Persbericht
18 januari 2005, nr. 007
Biodiversiteit zeer belangrijk voor ecosystemen
De plantenecoloog Jasper van Ruijven promoveerde op 7 januari aan
Wageningen Universiteit bij professor Frank Berendse. Zijn
proefschrift beschrijft de opzienbarende resultaten van twee grote,
meerjarige proeftuinexperimenten, die deze week de toonaangevende
internationale tijdschriften Science en PNAS haalden.
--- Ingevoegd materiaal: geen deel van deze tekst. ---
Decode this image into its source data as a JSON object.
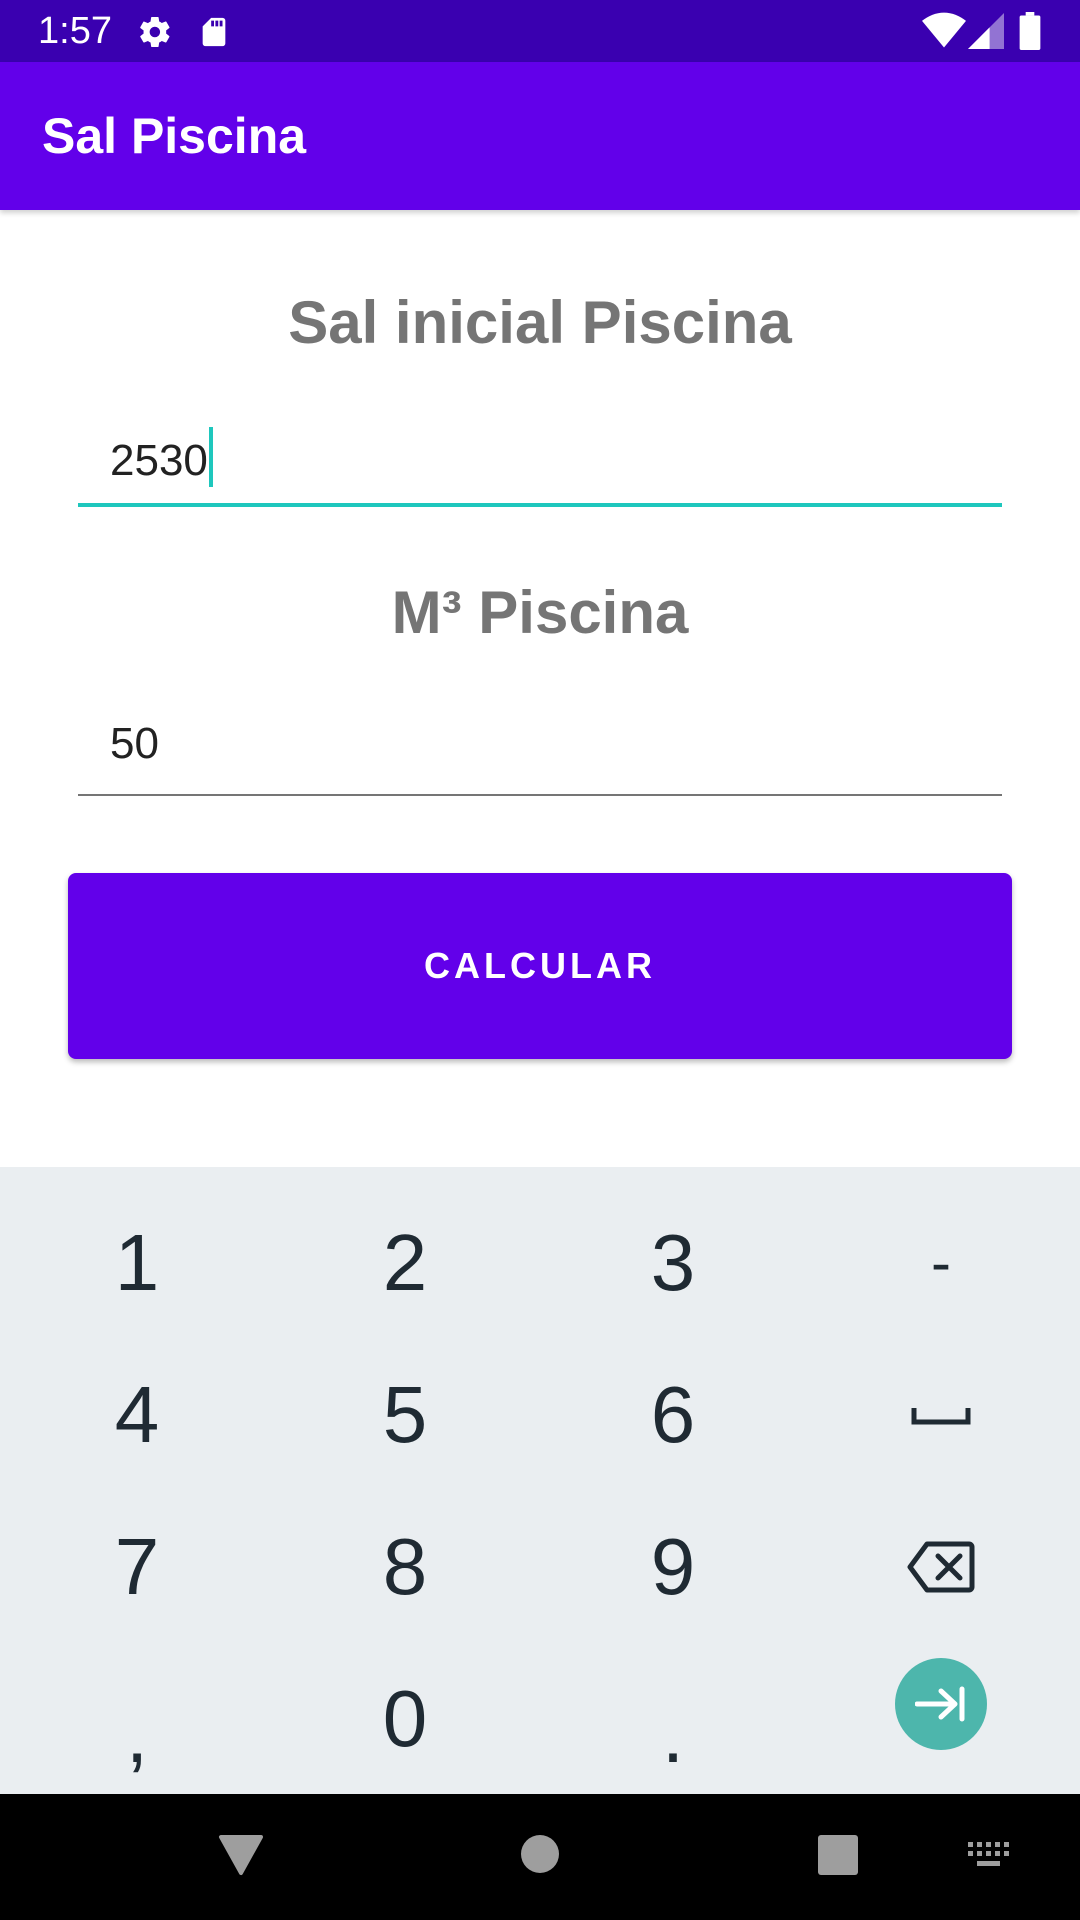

Het eerste experiment gaat over het belang van biodiversiteit voor het
ecosysteem. De relatie tussen soortenrijkdom en het functioneren van
ecosystemen is een omstreden onderwerp binnen de ecologische
wetenschap. Twee groepen Europese en Amerikaanse onderzoekers
concludeerden eind jaren negentig dat een hoge plantendiversiteit
belangrijk is voor ecosystemen omdat niche-complementariteit tussen
soorten leidt tot een completer gebruik van de aanwezige resources in
vegetaties met een hoge diversiteit. Deze resultaten werden echter met
de nodige scepsis ontvangen en in toonaangevende tijdschriften als
Nature en Science en op internationale conferenties woedde een heftig
debat tussen voor- en tegenstanders. Het belangrijkste punt van
kritiek was het belang van een zogenaamd steekproef-effect (bij meer
soorten is simpelweg de kans op de aanwezigheid van een soort die erg
belangrijk is voor het ecosysteem groter).
De heftige discussies waren voor de jonge onderzoeker en zijn promotor
reden een nieuw experiment op te zetten. Berendse behoorde tot de
sceptici en wilde met dit experiment het ongelijk van eerder onderzoek
aantonen. Het onderzoek leverde echter onverwachte resultaten op, die
binnenkort zullen verschijnen in de Proceedings of the National
Academy of Sciences van de USA. Ze bewijzen definitief dat diversiteit
wel degelijk een grote rol speelt in het functioneren van ecosystemen.
Dit wordt volledig veroorzaakt door niche-complementariteit tussen
soorten en kan duidelijk niet worden toegeschreven aan
steekproef-effecten.
In het tweede experiment werd het effect van verschillende
planteneters op plantendiversiteit onderzocht. De laatste jaren is er
veel aandacht voor de rol van boven- als ondergrondse organismen in
het reguleren van plantendiversiteit. Veel van dit onderzoek richt
zich echter exclusief op één groep van organismen, terwijl ze in de
natuur vaak tegelijkertijd actief zijn. Het onderzoek van Van Ruijven
en Berendse, dat werd uitgevoerd in samenwerking met onderzoekers van
het Nederlands Instituut voor Oecologisch Onderzoek (NIOO), laat zien
hoe belangrijk het is om de organismen ook samen te onderzoeken.
Afzonderlijk hadden de ondergrondse planteneters (in dit geval
ritnaalden, keverlarven die van plantenwortels leven) een positief
effect op de plantendiversiteit terwijl de bovengrondse planteneters
(sprinkhanen) geen effect hadden. Als ze echter tegelijkertijd
aanwezig waren, hadden ze een sterk negatief effect op de
plantendiversiteit.
Deze verrassende resultaten werden veroorzaakt doordat de herbivoren
verschillende voorkeuren voor voedselplanten hadden die leidden tot
verschuivingen in de concurrentie tussen de planten in de vegetatie.
Dit onderzoek laat zien dat het gezamenlijke effect van herbivoren
niet voorspeld kan worden op basis van hun afzonderlijke effecten en
onderstreept dat juist de interacties tussen verschillende organismen
bestudeerd moet worden om de dynamiek van natuurlijke systemen te
kunnen begrijpen. Het onderzoek werd gepubliceerd in het januarinummer
van Ecology Letters, maar kreeg deze week extra aandacht omdat Science
had besloten er een kort stuk aan te wijden.